7/10
Wodehouse Brazil
31 May 2011
Warning: Spoilers
Warning, here there be spoilers.

Wodehouse is notoriously difficult to film. The usual reason given for this is that Wodehouse is a literary writer and half the fun is his wordplay. But Wodehouse wrote Byzantine plots that do not translate well to a medium where simplicity is the key to understanding.

Take impostors, for instance. Wodehouse loved what we today would call Identity Theft. He had characters staying in other people's houses under false identities all the time. The plot of "Picadilly Jim" is so involved and convoluted one character is staying in another person's home disguised as himself, and he begs a man who knows him not to reveal his true identity.

On top of all this, Wodehouse's fans know his books too well for short-cut liberties to be taken blithely. When one films Wodehouse, one takes one's life in one's hands, as in an aerialist act performed without a net.

This production started well by choosing a little-known Wodehouse novel, written before his "Golden Age" classics. The Jeeves and Blandings Castle sagas were only just poking their little heads out of their shells when PICADILLY JIM (the novel) was written.

It's a little known book, and not a very important one in the Wodehouse oeuvre. And they give it to you fast and slick. Like the "Airplane" movies, if you don't laugh at one thing, they keep throwing Wodehouse at you until they tickle your funny bone somewhere.

For Wodehouse purists, the adaptation sticks close to the books. Where the script deviates from Wodehouse writ, most of it is justifiable and a lot of new material is funny. And why not? It was scripted by Julian Fellowes, who, as an actor, played many a character that might have tumbled right out of Wodehouse.

Sam Rockwell ("The Hitchhiker's Guide to the Galaxy", "Midsummer Night's Dream"), tackling the part of the eponymous Jim, is one of those actors who seem born to play Wodehouse at some point. I'm glad he's playing a minor Wodehouse star.

The rest of the cast is fine, with Tom Wilkinson, another Wodehouse natural, as a standout. Geoffrey Palmer has a good turn as a Wodehouse butler. Frances O'Connor is a trifle too neurotic for a Wodehouse female (the younger Wodehouse women are usually more together than the men, though they become unhinged with age). Her neurosis is firmly grounded in the book; the script flowered out the character flaw out to make her role more interesting. And it makes a darn good scene when Jim finally discovers what's driving this wacky chick.

What is most criticized about this production is its clash of '30s and modern style. And sometimes, not even modern. It's more like Terry Gilliam's BRAZIL than anything human.

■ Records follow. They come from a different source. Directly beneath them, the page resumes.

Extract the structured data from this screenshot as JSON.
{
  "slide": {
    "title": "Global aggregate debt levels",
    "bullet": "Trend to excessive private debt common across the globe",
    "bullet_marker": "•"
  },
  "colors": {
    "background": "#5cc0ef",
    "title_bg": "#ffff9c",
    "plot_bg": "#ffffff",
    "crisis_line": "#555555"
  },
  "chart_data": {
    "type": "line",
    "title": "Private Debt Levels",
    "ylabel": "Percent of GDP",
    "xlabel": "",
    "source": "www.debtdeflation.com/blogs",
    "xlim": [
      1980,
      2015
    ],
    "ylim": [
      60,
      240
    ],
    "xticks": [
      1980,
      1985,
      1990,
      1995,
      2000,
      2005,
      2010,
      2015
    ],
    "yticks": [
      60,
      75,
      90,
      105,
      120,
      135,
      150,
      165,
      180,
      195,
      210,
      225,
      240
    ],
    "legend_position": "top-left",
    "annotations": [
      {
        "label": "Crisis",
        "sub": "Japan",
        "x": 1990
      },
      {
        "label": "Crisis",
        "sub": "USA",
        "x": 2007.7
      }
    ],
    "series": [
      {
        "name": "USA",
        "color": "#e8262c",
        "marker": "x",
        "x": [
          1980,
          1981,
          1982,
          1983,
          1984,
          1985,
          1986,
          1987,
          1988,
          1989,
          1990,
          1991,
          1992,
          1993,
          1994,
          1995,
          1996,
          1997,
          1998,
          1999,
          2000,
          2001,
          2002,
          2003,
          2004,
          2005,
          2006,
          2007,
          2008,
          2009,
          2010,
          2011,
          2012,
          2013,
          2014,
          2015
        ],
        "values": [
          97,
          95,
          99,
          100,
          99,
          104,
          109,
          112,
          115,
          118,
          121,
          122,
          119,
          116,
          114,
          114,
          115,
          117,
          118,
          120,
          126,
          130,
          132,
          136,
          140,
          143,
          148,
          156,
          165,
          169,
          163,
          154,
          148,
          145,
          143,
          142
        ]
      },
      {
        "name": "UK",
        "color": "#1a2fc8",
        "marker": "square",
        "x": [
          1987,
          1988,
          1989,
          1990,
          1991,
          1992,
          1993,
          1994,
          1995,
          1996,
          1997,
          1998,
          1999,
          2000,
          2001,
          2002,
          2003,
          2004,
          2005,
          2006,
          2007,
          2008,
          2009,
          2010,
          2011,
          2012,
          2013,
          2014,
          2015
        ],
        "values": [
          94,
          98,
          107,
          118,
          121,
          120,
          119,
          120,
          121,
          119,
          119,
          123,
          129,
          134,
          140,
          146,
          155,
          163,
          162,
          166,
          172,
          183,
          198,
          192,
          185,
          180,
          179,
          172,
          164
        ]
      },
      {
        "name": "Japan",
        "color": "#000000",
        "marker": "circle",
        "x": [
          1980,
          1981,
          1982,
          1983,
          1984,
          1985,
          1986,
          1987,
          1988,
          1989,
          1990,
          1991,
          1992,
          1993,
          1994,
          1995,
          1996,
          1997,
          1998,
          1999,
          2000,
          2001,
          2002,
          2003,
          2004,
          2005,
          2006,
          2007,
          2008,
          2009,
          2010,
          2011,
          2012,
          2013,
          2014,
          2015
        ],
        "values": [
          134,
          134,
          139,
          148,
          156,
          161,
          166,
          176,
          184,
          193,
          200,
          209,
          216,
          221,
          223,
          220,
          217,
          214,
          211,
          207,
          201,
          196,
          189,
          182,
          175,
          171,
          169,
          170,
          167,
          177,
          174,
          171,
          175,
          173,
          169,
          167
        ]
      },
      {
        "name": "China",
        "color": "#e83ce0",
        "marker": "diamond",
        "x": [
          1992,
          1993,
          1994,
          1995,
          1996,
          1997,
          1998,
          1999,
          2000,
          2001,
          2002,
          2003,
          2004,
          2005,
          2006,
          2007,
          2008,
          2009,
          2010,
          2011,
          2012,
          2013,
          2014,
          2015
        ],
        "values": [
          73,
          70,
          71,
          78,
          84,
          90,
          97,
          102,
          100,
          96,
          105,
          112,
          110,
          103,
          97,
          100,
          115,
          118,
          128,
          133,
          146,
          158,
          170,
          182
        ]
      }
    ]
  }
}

Yet the source novel itself is a good example of why this is not a bad policy. PICADILLY JIM came out in 1918. What was going on in 1918? Show of hands. That's right, World War One. Only a few years earlier, the steamship "Lusitania" was sunk by German U-boats. Yet in the book, there is no mention of the war that had been foremost on people's minds for years. Clubs and restaurants in London are populated by young men who are not shell-shocked or otherwise scarred from battle. They are the vapid but well-educated scions of the nobility who had been cannon fodder in the trenches for four years. Characters hop on steamships and go from New York to London and back to New York with no thought or mention of U-boats, mines, or other hazards to shipping.

Therefore, nearly one hundred years after this novel was first written, it does not seem bound to its time. Oh, the idea of traveling to England by steamship may be passé, but readers are not bogged down by the time-specific angst that makes so many "lost generation" novelists unpalatable today. Apart from a few mentions (such as in the novel QUICK SERVICE) no World War One intrudes into Wodehouse. Later on, though Wodehouse was in a German interment camp, England does not endure World War Two and his characters experience neither shortages nor bombings.

Nevertheless, though his characters seem stuck in their Edwardian pleasaunces, they do travel through time and keep up with certain new developments. Updating the book to the thirties made a lot of sense, but throwing in modern styles, while jolting in a Brazilian sort of way, also is not unWodehouse.

Warning: some unWodehouse things do appear, so strap in and be ready for them.

For an even more astute version of Wodehouse, see "Heavy Weather" with Peter O'Toole and Samuel West.